Sara Rosenbaum and I walked across the street to the train station before the official program started. Two Polish soldiers asked for our passports and laughed when they saw we were Americans. “What are you doing here?” We said we were with a group and could they show us around. They did. They could not have been nicer and more proud of the operation.

There’s a giant tent where World Central Kitchen is feeding 15,000 refugees per day and giving them things they need like toothbrushes and also food to take with them when they leave. Inside the train station the Polish government gives them SIM cards and helps them with their papers. There’s a medic room and a room for mothers to feed their babies and a room for pets. For many, this is the first stop outside of Ukraine and they’ll need to figure out their next steps from here.

Inside the tent at the train station.

The official program began with a quick stop at a synagogue to meet with the JDC. We unloaded 1 of our 2 trucks’ worth of donations. See the video and remember that that’s only HALF of our stuff. Note to all of you: duffel bags are heavy.

The JDC is currently spending about $52 million for 4-6 weeks, or about $4m per day. It is amazing. They help Jews but will not turn away non-Jews. They work with JAFI and Chabad and other agencies and organizations.

Refugees come in and they don’t always know what they want or what they need or where they’re going. Most say they want to return to Ukraine but it’s not a realistic option because the town they came from no longer exists. Generally speaking, the refugees change their minds frequently, and most don’t want to travel across the ocean unless they know someone. All of that is 100% understandable. They lost everything and left someone — husbands, dads, friends, etc. — behind. Even the pets are not immune.
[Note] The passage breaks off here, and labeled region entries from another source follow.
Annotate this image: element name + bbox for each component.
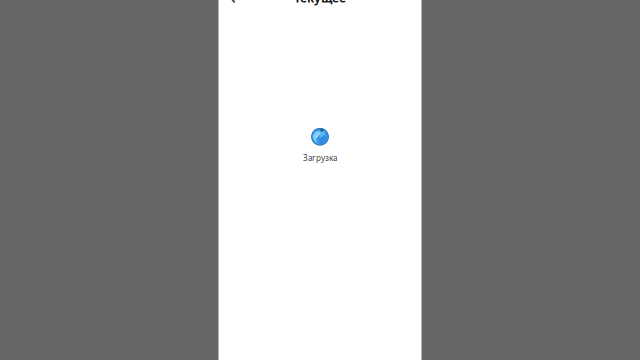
staticText: Загрузка [303, 152, 337, 163]
button[interactable]: Back [218, 0, 250, 12]
staticText: Текущее [294, 0, 346, 6]
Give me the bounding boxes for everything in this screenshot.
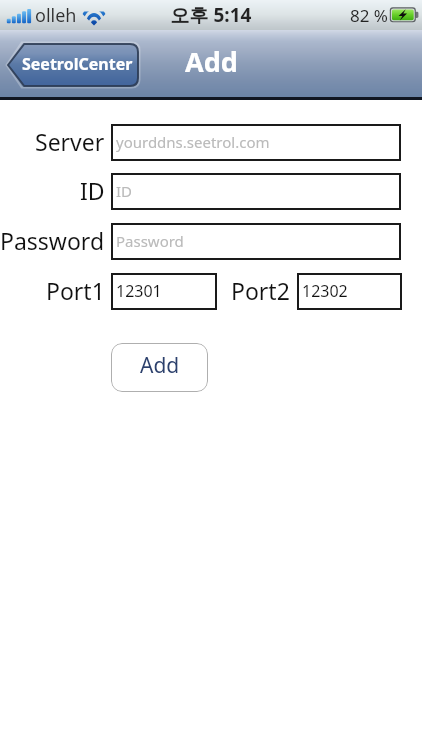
button[interactable]: yourddns.seetrol.com [111,124,401,161]
staticText: ID [80,175,105,206]
button[interactable]: Password [111,223,401,260]
staticText: Server [35,126,105,157]
staticText: olleh [35,3,77,28]
staticText: Password [116,231,184,251]
staticText: Port2 [231,275,290,306]
staticText: Add [140,351,180,380]
button[interactable]: 12302 [297,273,402,310]
staticText: 오후 5:14 [0,2,422,28]
button[interactable]: ID [111,173,401,210]
staticText: ID [116,181,133,201]
button[interactable]: 12301 [111,273,217,310]
staticText: 82 % [350,4,388,27]
button[interactable]: SeetrolCenter [6,42,140,88]
staticText: Port1 [46,275,105,306]
staticText: SeetrolCenter [22,53,133,75]
staticText: 12301 [116,280,162,302]
staticText: yourddns.seetrol.com [116,132,270,152]
staticText: Password [0,225,105,256]
staticText: 12302 [302,280,348,302]
button[interactable]: Add [111,343,208,392]
staticText: Add [185,43,238,80]
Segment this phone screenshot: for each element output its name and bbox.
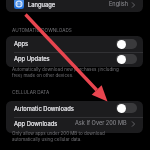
staticText: Automatically download new purchases (in… — [12, 67, 125, 78]
staticText: CELLULAR DATA — [12, 89, 50, 95]
button[interactable]: Toggle off — [116, 103, 137, 113]
button[interactable] — [6, 36, 143, 52]
staticText: Only allow apps under 200 MB to download… — [12, 131, 108, 142]
button[interactable] — [6, 117, 143, 133]
button[interactable]: Toggle off — [116, 39, 137, 49]
staticText: Automatic Downloads — [14, 105, 74, 112]
staticText: English — [109, 1, 129, 8]
staticText: Apps — [14, 40, 29, 47]
staticText: App Downloads — [14, 120, 58, 127]
staticText: AUTOMATIC DOWNLOADS — [12, 27, 72, 33]
staticText: Ask If Over 200 MB — [75, 120, 127, 127]
button[interactable] — [6, 0, 143, 12]
staticText: Language — [28, 1, 56, 8]
staticText: App Updates — [14, 55, 50, 62]
button[interactable] — [6, 52, 143, 68]
button[interactable]: Toggle off — [116, 54, 137, 64]
button[interactable] — [6, 101, 143, 117]
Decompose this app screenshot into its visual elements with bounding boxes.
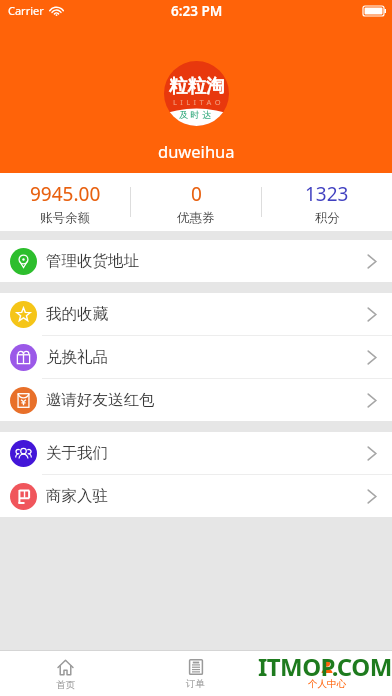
- staticText: 我的收藏: [46, 304, 108, 324]
- staticText: 关于我们: [46, 443, 108, 463]
- staticText: ITMOP.COM: [258, 650, 392, 683]
- button[interactable]: 订单: [130, 651, 261, 696]
- staticText: 0: [191, 181, 202, 207]
- staticText: 1323: [305, 181, 349, 207]
- staticText: 订单: [186, 678, 205, 690]
- button[interactable]: 1323: [262, 178, 392, 226]
- staticText: Carrier: [8, 3, 44, 18]
- staticText: 兑换礼品: [46, 347, 108, 367]
- staticText: 首页: [56, 679, 75, 691]
- staticText: 邀请好友送红包: [46, 390, 155, 410]
- button[interactable]: 个人中心: [261, 651, 392, 696]
- button[interactable]: 我的收藏: [0, 293, 392, 335]
- button[interactable]: 9945.00: [0, 178, 130, 226]
- staticText: 积分: [315, 210, 340, 226]
- button[interactable]: 关于我们: [0, 432, 392, 474]
- staticText: 6:23 PM: [171, 2, 223, 20]
- staticText: 账号余额: [40, 210, 90, 226]
- staticText: 粒粒淘: [169, 74, 225, 97]
- staticText: 优惠券: [177, 210, 215, 226]
- button[interactable]: 兑换礼品: [0, 336, 392, 378]
- button[interactable]: 首页: [0, 651, 130, 696]
- staticText: LILITAO: [173, 97, 224, 107]
- staticText: 商家入驻: [46, 486, 108, 506]
- staticText: duweihua: [158, 140, 235, 162]
- button[interactable]: 邀请好友送红包: [0, 379, 392, 421]
- staticText: 管理收货地址: [46, 251, 139, 271]
- staticText: 及时达: [179, 109, 214, 120]
- button[interactable]: 管理收货地址: [0, 240, 392, 282]
- staticText: 个人中心: [308, 678, 346, 690]
- button[interactable]: 0: [131, 178, 261, 226]
- staticText: 9945.00: [30, 181, 101, 207]
- button[interactable]: 商家入驻: [0, 475, 392, 517]
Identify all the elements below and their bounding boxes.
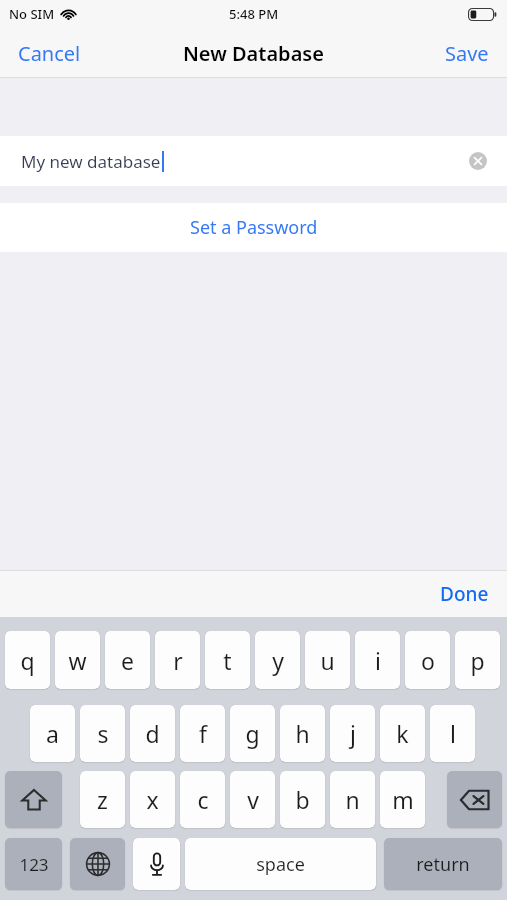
staticText: New Database: [183, 40, 324, 67]
staticText: u: [320, 645, 335, 676]
staticText: e: [121, 645, 134, 676]
button[interactable]: Shift: [5, 771, 62, 828]
button[interactable]: space: [185, 838, 376, 890]
staticText: Set a Password: [190, 215, 318, 240]
staticText: 5:48 PM: [229, 5, 279, 23]
button[interactable]: g: [230, 705, 275, 762]
button[interactable]: w: [55, 631, 100, 689]
staticText: v: [247, 784, 259, 815]
button[interactable]: Set a Password: [0, 203, 507, 252]
staticText: s: [97, 718, 109, 749]
button[interactable]: y: [255, 631, 300, 689]
staticText: r: [173, 645, 183, 676]
button[interactable]: u: [305, 631, 350, 689]
staticText: z: [97, 784, 108, 815]
staticText: c: [197, 784, 209, 815]
staticText: p: [470, 645, 485, 676]
staticText: b: [295, 784, 310, 815]
staticText: d: [145, 718, 160, 749]
staticText: y: [272, 645, 284, 676]
button[interactable]: i: [355, 631, 400, 689]
button[interactable]: a: [30, 705, 75, 762]
staticText: x: [146, 784, 159, 815]
button[interactable]: b: [280, 771, 325, 828]
staticText: l: [450, 718, 456, 749]
button[interactable]: k: [380, 705, 425, 762]
staticText: Done: [440, 581, 489, 607]
button[interactable]: Switch keyboard: [70, 838, 125, 890]
button[interactable]: f: [180, 705, 225, 762]
staticText: j: [350, 718, 356, 749]
staticText: t: [223, 645, 232, 676]
button[interactable]: Backspace: [447, 771, 502, 828]
button[interactable]: My new database: [0, 136, 507, 186]
staticText: Cancel: [18, 40, 81, 67]
staticText: h: [295, 718, 310, 749]
button[interactable]: Save: [427, 28, 507, 78]
button[interactable]: p: [455, 631, 500, 689]
button[interactable]: Cancel: [0, 28, 99, 78]
staticText: 123: [19, 853, 49, 876]
button[interactable]: m: [380, 771, 425, 828]
button[interactable]: s: [80, 705, 125, 762]
staticText: g: [245, 718, 260, 749]
staticText: w: [68, 645, 87, 676]
button[interactable]: d: [130, 705, 175, 762]
button[interactable]: o: [405, 631, 450, 689]
button[interactable]: return: [384, 838, 502, 890]
staticText: o: [421, 645, 435, 676]
staticText: q: [20, 645, 35, 676]
staticText: m: [392, 784, 414, 815]
staticText: Save: [445, 40, 489, 67]
button[interactable]: e: [105, 631, 150, 689]
staticText: n: [345, 784, 360, 815]
button[interactable]: x: [130, 771, 175, 828]
button[interactable]: l: [430, 705, 475, 762]
staticText: My new database: [21, 150, 161, 173]
staticText: i: [375, 645, 381, 676]
staticText: a: [46, 718, 59, 749]
button[interactable]: j: [330, 705, 375, 762]
button[interactable]: z: [80, 771, 125, 828]
button[interactable]: q: [5, 631, 50, 689]
button[interactable]: r: [155, 631, 200, 689]
button[interactable]: Done: [422, 570, 507, 617]
button[interactable]: h: [280, 705, 325, 762]
staticText: return: [416, 852, 470, 877]
button[interactable]: 123: [5, 838, 62, 890]
staticText: No SIM: [9, 5, 55, 23]
button[interactable]: t: [205, 631, 250, 689]
staticText: k: [396, 718, 409, 749]
button[interactable]: Clear text: [464, 147, 492, 175]
button[interactable]: Dictation: [133, 838, 180, 890]
staticText: f: [199, 718, 207, 749]
button[interactable]: v: [230, 771, 275, 828]
button[interactable]: n: [330, 771, 375, 828]
staticText: space: [256, 852, 305, 877]
button[interactable]: c: [180, 771, 225, 828]
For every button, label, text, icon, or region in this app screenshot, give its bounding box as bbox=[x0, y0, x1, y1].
Many are sent to Germany, believe it or not, for medical treatment. Talk about irony. Holy moly.

The supply room at this particular JDC facility is not just a room full of stuff. It expands and contracts like an accordion when goods are added or taken. Clothing is key especially for kids at school, but there are different clothes for different seasons so more is needed.

JDC has assisted 18,000 Jewish refugees. I’ll get back to that later I’m sure.

The sheer logistical and on-the-ground collaboration of all this is truly amazing.